Beyond the standard art historical idea of a school or a movement lies the territory suggested by significant aesthetic trends that seemingly exceed conscious intention. ORGANIC, the current show at Sullivan Goss, An American Gallery, offers a snapshot of one such sprawling and manifold tendency in contemporary art. “Organic,” one of the 21st century’s most popular (and unreliable) words, refers in this case to the blurring of boundaries and the celebration of overlaps between art objects and the shapes and materials of the natural world.
The show gives 23 artists a chance to revel in the complexity of perception that underlies our sense of what is, and what is not, natural. Perhaps it’s the impact of climate change, which seems to call so many of our prior certainties into question, that has brought this to the fore. Yet judging from the timeframe of ORGANIC, which reaches as far back as the middle of the 20th century, anxiety about nature has been with us for much longer than we might at first imagine.

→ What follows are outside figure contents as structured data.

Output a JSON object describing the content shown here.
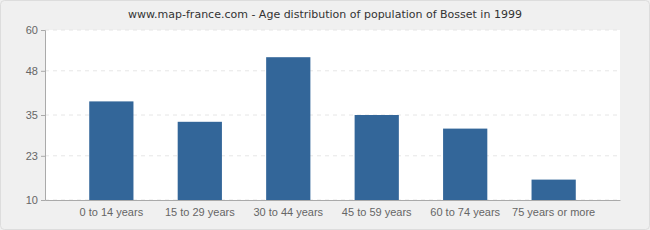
{
  "chart_data": {
    "type": "bar",
    "title": "www.map-france.com - Age distribution of population of Bosset in 1999",
    "categories": [
      "0 to 14 years",
      "15 to 29 years",
      "30 to 44 years",
      "45 to 59 years",
      "60 to 74 years",
      "75 years or more"
    ],
    "values": [
      39,
      33,
      52,
      35,
      31,
      16
    ],
    "color": "#336699",
    "ylim": [
      10,
      60
    ],
    "yticks": [
      10,
      23,
      35,
      48,
      60
    ],
    "grid": true
  }
}
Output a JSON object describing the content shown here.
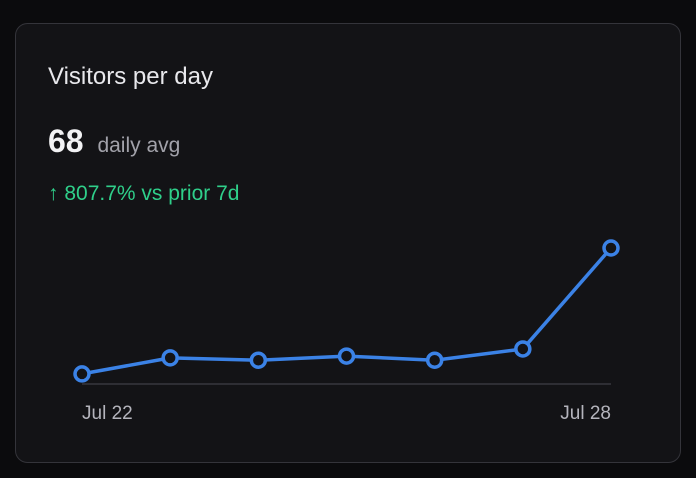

It’s certainly there in the direct metal sculpture of Harry Bertoia, whose “Double Bush with Triple Tips (c. 1977)” radiates a certain menace. Fashioned of bronze and copper, this bush would easily survive a wildfire, with or without you. Nearby on the wall, an untitled wood sculpture by Charles Arnoldi from approximately the same era — 1974 — exists in a perfectly calibrated balance between the organic and the geometric, suggesting once again that nature and artifice can coexist.